Penganut pandangan ini dituduh justru mengandaikan kebenaran yang hendak dibuktikannya,
yakni bahwa pengalaman moral hanya dapat dijelaskan secara memuaskan dalam
hubungannya dengan agama. Ia juga harus menghadapi bukti-bukti bahwa orang-orang
mempunyai pandangan yang berbeda-beda tentang apa yang dimaksudkan dengan "baik"
serta adanya dilema-dilema moral. Agar dapat dipertahankan, pandangan ini harus juga
menunjukkan bahwa penjelasan-penjelasan lain (yang sosio-psikologis) tentang timbulnya
serta berlanjutnya perasaan moral ini tidak memuaskan. Beberapa filsuf moral dan pembela
Kristen berpendapat bahwa kesulitan-kesulitan ini dapat diatasi (lihat Owen 1965; Lewis
1952).
e Akal budi

Pandangan ini mengemukakan bahwa materialisme murni tidak dapat menerangkan


kemampuan pikiran manusia untuk mengambil kesimpulan dari dasar-dasar pikiran. Operasi
intelek manusia dengan efektif, dan sifat-sifat lain dari pikiran dan bayangan, hanya dapat
diterangkan atas dasar adanya pikiran supra-alami, yaitu Allah. Seandainya tidak ada
intelegensi ilahi, bagaimana orang dapat mengharapkan bahwa pemikirannya benar dan oleh
sebab itu, apa alasannya sehingga argumen-argumen yang dikemukakan untuk mendukung
ateisme dapat diterima? Lewis (1947) merupakan pendukung utama pandangan ini dan akhir-
akhir ini didampingi oleh filsuf agama kebangsaan Amerika, Plantinga (1967), walaupun
melalui jalan yang berbeda.

f Kristologi

Pandangan ini mengacu pada kriteria dari probabilitas sejarah untuk menunjukkan bahwa
Yesus Kristus hanya dapat dijelaskan secara memuaskan jika diperkirakan bahwa Allah hadir
dan berkarya di dalam Dia. Para pendukung pandangan ini menunjukkan sifat pribadi-Nya
yang tak bernoda, pernyataan-Nya yang mengherankan tentang diri-Nya dan misi-Nya, dan
khususnya bukti kebangkitan-Nya. Dalam hal terakhir ini, perhatian khususnya ditujukan
pada kesulitan yang dialami untuk memberikan penjelasan lain yang lebih memadai tentang
munculnya gereja Kristen dengan begitu cepat sesudah kematian Yesus, jika Ia tidak bangkit.

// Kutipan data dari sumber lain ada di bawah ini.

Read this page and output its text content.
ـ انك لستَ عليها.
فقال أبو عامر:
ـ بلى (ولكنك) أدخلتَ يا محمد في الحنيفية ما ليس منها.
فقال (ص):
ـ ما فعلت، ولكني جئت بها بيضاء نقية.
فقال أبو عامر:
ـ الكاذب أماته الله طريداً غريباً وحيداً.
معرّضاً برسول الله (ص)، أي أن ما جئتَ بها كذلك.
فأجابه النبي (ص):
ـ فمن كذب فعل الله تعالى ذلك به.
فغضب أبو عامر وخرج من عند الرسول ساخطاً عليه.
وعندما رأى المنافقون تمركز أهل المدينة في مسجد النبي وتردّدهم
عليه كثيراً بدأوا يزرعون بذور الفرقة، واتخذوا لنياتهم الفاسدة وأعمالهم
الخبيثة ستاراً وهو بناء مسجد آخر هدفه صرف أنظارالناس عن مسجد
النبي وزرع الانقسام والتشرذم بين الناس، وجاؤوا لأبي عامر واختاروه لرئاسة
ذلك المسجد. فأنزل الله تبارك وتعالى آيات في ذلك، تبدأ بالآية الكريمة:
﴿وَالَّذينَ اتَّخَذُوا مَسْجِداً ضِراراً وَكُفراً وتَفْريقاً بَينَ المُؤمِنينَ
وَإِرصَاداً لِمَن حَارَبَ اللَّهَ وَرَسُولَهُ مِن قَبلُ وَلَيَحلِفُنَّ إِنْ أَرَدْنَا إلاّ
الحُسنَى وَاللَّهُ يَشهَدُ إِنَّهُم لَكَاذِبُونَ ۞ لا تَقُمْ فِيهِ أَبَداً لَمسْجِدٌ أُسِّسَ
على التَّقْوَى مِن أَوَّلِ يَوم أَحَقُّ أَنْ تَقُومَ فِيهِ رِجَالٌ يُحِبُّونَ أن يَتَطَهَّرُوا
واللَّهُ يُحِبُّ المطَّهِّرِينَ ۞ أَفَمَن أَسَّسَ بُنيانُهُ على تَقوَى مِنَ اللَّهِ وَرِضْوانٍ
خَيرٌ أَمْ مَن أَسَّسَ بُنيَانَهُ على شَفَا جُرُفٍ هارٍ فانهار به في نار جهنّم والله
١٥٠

Pandangan ini harus menghadapi pertanyaan mengenai keterandalan historis tulisan


Perjanjian Baru dan kesulitan filosofis yang ditimbulkan oleh mujizat-mujizat Yesus. Akhir-
akhir ini ada ahli-ahli yang bergabung dengan para pembela Kristen populer dalam
pernyataan bahwa keberatan-keberatan ini dapat diatasi dan pertimbangan-pertimbangan
yang historis semata-mata membawa orang dekat kepada kepercayaan.